Several other courts of this District have declined to follow Parra. See Bouayad v. Holmes, 74 F. Supp. 2d 471, 476 (E.D.Pa. 1999) (petitioner granted a bail hearing); Juarez-Vasquez v. Holmes, Civ. A. No. 00-4727, 2000 WL 1705775, *2 (Weiner, J.) (E.D.Pa.2000) (same). In Bouayad, the court stated:

[W]here, as here, a petitioner contests whether he is removable under 8 U.S.C. § 1227, the option of ending detention by departing this country does not cure any constitutionality infirmity in the mandatory detention provisions. To hold otherwise would be to put the cart before the horse by requiring an alien who is subject to mandatory detention and not yet under a final order of removal to forego any challenges to the removal proceeding in order to secure his or her liberty.

Bouayad, 74 F. Supp. 2d at 476 (internal citations omitted). We find application of this logic to Petitioners' circumstance to be sound, particularly because, as aliens convicted of aggravated felonies, the INA prohibits their voluntary departure, see 8 U.S.C. § 1229c, and thus requires that they remain in detention while they pursue their appeal. Such a legal quagmire constitutes a denial of Petitioner's due process right to be free from unnecessary detention.

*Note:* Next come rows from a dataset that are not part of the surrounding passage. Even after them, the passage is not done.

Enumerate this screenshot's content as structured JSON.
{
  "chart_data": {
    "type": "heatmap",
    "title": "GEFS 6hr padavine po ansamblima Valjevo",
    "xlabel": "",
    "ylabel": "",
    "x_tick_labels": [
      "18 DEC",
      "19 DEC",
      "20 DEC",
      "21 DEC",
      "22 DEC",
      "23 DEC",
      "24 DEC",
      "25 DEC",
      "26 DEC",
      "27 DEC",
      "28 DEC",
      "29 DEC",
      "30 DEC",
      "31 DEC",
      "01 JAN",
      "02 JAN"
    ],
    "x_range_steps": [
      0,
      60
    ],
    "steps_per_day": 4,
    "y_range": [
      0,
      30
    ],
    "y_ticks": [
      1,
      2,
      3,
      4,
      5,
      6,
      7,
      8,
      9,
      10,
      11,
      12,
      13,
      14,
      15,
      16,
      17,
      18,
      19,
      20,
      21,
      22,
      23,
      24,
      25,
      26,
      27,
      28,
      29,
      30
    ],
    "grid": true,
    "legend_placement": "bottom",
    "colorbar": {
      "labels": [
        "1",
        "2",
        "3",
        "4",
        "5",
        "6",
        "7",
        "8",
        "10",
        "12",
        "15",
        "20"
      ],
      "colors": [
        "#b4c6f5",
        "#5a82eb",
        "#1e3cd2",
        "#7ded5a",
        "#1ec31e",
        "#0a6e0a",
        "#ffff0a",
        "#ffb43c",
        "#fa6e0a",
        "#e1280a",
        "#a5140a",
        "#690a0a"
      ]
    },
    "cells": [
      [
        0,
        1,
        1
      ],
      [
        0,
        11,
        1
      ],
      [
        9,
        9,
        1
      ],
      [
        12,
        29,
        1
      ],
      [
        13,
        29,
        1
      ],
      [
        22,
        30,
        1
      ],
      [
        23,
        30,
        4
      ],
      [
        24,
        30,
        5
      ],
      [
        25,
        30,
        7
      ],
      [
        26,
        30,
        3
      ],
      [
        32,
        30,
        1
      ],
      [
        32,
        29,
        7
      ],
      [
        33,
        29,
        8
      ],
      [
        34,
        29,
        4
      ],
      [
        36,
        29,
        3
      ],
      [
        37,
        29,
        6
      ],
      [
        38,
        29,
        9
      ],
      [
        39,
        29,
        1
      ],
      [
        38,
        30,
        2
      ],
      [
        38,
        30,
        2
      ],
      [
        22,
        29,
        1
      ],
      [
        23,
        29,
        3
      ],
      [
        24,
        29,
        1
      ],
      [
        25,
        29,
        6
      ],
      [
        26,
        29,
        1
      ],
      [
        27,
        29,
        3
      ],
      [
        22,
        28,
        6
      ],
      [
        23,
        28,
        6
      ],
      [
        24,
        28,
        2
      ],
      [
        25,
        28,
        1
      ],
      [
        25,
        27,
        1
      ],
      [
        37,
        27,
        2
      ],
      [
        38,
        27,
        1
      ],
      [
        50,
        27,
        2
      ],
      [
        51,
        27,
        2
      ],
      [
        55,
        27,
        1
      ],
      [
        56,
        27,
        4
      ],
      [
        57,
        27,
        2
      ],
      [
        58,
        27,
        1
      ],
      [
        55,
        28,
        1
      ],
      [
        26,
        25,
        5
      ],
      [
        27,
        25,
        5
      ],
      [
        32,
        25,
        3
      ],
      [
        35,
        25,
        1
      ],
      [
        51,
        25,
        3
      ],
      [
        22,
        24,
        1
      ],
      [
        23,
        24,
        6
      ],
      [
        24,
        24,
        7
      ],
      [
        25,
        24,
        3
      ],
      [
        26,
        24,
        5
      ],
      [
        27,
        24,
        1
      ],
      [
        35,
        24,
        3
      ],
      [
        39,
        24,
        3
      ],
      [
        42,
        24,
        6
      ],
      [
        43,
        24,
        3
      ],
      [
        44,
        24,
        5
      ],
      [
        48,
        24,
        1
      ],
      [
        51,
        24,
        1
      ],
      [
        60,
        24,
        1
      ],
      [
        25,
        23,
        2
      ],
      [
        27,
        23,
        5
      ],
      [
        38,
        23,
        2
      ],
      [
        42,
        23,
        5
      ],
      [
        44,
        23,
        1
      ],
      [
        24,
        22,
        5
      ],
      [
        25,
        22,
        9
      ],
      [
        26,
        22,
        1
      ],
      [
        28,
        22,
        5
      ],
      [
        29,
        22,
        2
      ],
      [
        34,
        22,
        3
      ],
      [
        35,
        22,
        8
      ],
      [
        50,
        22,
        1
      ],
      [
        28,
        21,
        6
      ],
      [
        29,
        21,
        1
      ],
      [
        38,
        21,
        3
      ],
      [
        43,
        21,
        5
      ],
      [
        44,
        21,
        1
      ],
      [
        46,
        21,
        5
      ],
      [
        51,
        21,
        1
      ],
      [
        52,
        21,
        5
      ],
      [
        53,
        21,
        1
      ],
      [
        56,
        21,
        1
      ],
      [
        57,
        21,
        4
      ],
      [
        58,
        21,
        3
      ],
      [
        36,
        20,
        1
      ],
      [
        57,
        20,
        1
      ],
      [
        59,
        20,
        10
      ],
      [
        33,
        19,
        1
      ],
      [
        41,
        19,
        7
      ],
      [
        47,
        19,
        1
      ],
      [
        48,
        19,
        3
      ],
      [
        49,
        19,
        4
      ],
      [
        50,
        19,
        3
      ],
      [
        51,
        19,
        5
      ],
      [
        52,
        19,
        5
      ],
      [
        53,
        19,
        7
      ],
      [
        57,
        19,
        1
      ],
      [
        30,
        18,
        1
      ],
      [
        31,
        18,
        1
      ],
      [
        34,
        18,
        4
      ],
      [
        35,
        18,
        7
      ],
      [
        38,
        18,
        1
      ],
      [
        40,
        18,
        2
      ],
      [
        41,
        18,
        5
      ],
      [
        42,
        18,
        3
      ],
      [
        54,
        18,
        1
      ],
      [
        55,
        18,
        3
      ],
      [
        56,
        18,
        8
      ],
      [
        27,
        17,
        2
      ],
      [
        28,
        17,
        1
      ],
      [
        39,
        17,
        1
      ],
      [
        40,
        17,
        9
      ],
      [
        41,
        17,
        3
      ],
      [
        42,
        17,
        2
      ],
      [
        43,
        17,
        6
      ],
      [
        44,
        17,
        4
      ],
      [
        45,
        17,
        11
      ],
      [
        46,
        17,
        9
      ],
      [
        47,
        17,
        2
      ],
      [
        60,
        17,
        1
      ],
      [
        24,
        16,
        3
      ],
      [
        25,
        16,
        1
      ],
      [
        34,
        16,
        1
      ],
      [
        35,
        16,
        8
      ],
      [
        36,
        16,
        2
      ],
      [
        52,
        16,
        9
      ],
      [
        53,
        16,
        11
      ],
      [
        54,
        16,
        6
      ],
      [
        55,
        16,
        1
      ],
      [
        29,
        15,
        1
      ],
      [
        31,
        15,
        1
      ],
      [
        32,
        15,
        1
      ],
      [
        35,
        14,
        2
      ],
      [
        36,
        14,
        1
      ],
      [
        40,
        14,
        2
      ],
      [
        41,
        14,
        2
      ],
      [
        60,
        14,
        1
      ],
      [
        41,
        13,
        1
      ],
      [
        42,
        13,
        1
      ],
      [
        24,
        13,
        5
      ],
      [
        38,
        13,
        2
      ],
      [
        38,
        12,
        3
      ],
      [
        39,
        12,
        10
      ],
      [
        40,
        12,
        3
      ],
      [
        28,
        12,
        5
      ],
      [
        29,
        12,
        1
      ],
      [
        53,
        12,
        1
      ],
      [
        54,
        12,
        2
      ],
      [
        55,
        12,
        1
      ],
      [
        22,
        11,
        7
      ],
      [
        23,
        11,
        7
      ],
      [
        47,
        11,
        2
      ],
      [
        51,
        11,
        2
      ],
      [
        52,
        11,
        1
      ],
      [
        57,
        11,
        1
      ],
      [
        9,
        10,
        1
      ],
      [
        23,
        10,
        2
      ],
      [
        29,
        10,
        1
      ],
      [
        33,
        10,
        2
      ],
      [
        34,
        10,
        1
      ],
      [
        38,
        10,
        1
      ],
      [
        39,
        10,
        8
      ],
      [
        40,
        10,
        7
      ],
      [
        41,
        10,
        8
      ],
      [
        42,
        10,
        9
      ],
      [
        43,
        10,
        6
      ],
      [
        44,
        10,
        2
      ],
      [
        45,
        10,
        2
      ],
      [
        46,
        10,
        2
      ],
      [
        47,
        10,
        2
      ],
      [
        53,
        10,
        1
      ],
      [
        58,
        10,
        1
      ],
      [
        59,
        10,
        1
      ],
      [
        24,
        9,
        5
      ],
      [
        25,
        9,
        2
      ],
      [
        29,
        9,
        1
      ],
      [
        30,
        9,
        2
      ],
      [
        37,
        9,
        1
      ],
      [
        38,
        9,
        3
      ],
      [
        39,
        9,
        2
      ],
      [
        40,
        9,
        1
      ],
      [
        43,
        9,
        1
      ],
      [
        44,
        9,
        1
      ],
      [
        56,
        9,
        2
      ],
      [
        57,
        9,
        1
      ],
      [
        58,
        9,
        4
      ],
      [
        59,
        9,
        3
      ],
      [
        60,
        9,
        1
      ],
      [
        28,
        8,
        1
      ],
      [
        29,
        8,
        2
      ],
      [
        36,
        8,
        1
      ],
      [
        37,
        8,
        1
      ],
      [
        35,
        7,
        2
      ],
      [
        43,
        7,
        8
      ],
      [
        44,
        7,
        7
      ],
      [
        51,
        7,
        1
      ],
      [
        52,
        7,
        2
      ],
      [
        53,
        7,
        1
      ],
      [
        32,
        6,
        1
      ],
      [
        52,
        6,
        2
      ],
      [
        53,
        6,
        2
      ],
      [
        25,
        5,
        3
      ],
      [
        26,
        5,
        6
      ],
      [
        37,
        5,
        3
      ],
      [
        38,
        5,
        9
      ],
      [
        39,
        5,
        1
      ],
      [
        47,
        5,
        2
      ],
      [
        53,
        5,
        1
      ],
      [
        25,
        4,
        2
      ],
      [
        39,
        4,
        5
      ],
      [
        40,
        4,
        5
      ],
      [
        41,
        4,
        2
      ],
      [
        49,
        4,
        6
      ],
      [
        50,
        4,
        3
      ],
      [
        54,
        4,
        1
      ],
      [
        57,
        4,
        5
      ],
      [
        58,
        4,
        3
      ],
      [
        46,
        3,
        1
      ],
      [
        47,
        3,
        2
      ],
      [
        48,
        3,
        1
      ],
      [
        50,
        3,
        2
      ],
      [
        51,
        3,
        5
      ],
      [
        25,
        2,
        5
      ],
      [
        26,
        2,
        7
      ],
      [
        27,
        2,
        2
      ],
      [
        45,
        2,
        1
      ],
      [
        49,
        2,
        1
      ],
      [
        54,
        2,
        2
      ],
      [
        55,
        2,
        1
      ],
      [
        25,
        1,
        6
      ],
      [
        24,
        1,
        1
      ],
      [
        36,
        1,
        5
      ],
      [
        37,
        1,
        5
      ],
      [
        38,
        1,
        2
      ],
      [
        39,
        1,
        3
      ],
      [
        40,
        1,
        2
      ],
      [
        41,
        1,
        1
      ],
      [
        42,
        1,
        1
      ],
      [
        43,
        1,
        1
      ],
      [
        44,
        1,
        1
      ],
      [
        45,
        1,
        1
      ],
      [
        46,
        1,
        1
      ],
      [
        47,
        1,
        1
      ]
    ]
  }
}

Petitioners have asked this Court for an immediate release on bail through the exercise of the federal courts' "inherent authority to admit to bail individuals properly within their jurisdiction." See Mapp v. Reno, 241 F.3d 221, 226 (2d Cir.2001). We deny such relief. Cf. Landano v. Rafferty, 970 F.2d 1230, 1239 (3d Cir.1992) (release of prisoner on bail during pendency of habeas petition requires finding of "extraordinary circumstances"). However, we will require that the INS provide each Petitioner with the requisite individualized hearing as did the courts in Zemski and Bouayad.



Under the circumstances we conclude that the mandatory detention of Petitioners by the INS pending the outcome of their appeal of the decision to deport them is a violation of their respective due process rights. Accordingly we will order that the INS conduct a bail hearing to determine the necessity of detaining each Petitioner.

An appropriate order follows.



AND NOW, this 24st day of May, 2001, IT IS HEREBY ORDERED THAT the petition for a writ of habeas corpus under 28 U.S.C. § 2241 is GRANTED as follows:

1. Petitioners are to be RELEASED from custody unless Respondent commences an individualized evaluation, including an individual hearing and decision within thirty (30) days, to determine whether the continued detention of each Petitioner is necessary to prevent risk of flight or danger to the community.

*525 2. If either Petitioner demonstrates that he is not a threat to the community or a flight risk, Respondent immediately shall order said Petitioner released from custody on bond upon reasonable conditions.

3. So long as either Petitioner remains in INS custody, the procedure set forth in paragraph 1 hereof shall be repeated every six (6) months if said Petitioner so requests.